Thereafter, the process proceeds to step S121 in FIG. 21, and 1 is set to the variable i (S121), and it is determined whether fm = 7 (S122). Note that fm = 7 means that the DCA layer has been selected by the layer selection switch 131.
If fm = 7, the value of TM indicating the currently set operation target device is set in the register TM (i) indicating the operation target device by the i-th fader of the multi-use channel strip unit 130. The ID (identification information) indicating the fader of the i-th DCA group is set in the register TF (i) indicating the channel assigned to the i-th fader (S123).

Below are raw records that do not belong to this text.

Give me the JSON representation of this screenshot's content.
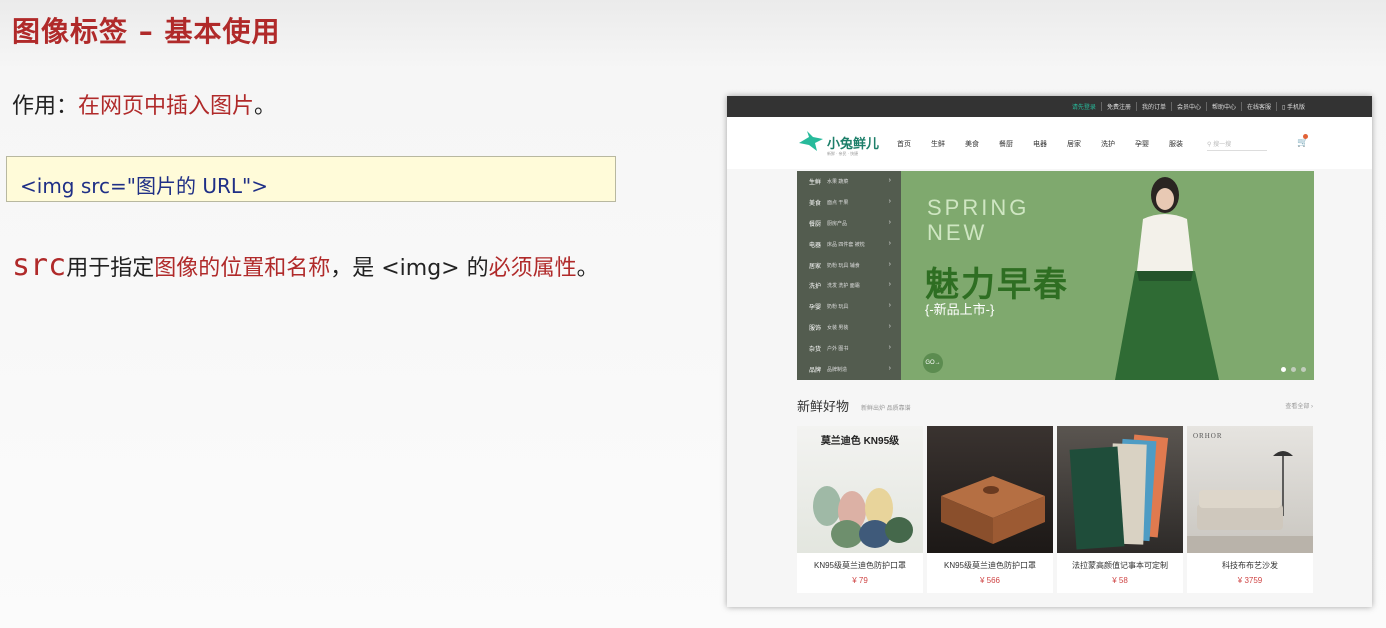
{
  "slide": {
    "title": "图像标签 – 基本使用",
    "purpose_label": "作用：",
    "purpose_text": "在网页中插入图片",
    "purpose_end": "。",
    "code": "<img  src=\"图片的 URL\">",
    "desc_src": "src",
    "desc_1": "用于指定",
    "desc_2": "图像的位置和名称",
    "desc_3": "，是 <img> 的",
    "desc_4": "必须属性",
    "desc_5": "。"
  },
  "site": {
    "topbar": [
      "请先登录",
      "免费注册",
      "我的订单",
      "会员中心",
      "帮助中心",
      "在线客服",
      "▯ 手机版"
    ],
    "logo_text": "小兔鲜儿",
    "logo_sub": "新鲜 · 亲民 · 快捷",
    "nav": [
      "首页",
      "生鲜",
      "美食",
      "餐厨",
      "电器",
      "居家",
      "洗护",
      "孕婴",
      "服装"
    ],
    "search_placeholder": "搜一搜",
    "categories": [
      {
        "main": "生鲜",
        "sub": "水果 蔬菜"
      },
      {
        "main": "美食",
        "sub": "面点 干果"
      },
      {
        "main": "餐厨",
        "sub": "厨房产品"
      },
      {
        "main": "电器",
        "sub": "床品 四件套 被枕"
      },
      {
        "main": "居家",
        "sub": "奶粉 玩具 辅食"
      },
      {
        "main": "洗护",
        "sub": "洗发 洗护 面霜"
      },
      {
        "main": "孕婴",
        "sub": "奶粉 玩具"
      },
      {
        "main": "服饰",
        "sub": "女装 男装"
      },
      {
        "main": "杂货",
        "sub": "户外 图书"
      },
      {
        "main": "品牌",
        "sub": "品牌制造"
      }
    ],
    "banner": {
      "line1": "SPRING",
      "line2": "NEW",
      "big": "魅力早春",
      "tag": "{-新品上市-}",
      "go": "GO→"
    },
    "section": {
      "title": "新鲜好物",
      "sub": "新鲜出炉 品质靠谱",
      "more": "查看全部 ›"
    },
    "products": [
      {
        "name": "KN95级莫兰迪色防护口罩",
        "price": "¥ 79"
      },
      {
        "name": "KN95级莫兰迪色防护口罩",
        "price": "¥ 566"
      },
      {
        "name": "法拉蒙高颜值记事本可定制",
        "price": "¥ 58"
      },
      {
        "name": "科技布布艺沙发",
        "price": "¥ 3759"
      }
    ],
    "product1_banner": "莫兰迪色 KN95级",
    "product4_brand": "ORHOR"
  },
  "colors": {
    "accent": "#b02a2a",
    "code": "#1f2f86",
    "site_accent": "#27ba9b"
  }
}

  On the other hand, if fm = 7, the layer information of the selected multi-use layer is referred to, and it is determined whether or not the channel assignment for the i-th fader is maintained in the fm-th multi-use layer (S124). . If the current state is not maintained, fm is stored in the register TM (i) indicating the operation target device by the i-th fader of the multi-purpose channel strip unit 130 and the register TF (i) indicating the assigned channel for the i-th fader, respectively. The operation target device designated for the i th fader in the th multi-use layer and the ID of the assigned channel are set (S125). If the current state is maintained, the setting contents of the operation target device and the assigned channel in the i-th fader are maintained without being changed.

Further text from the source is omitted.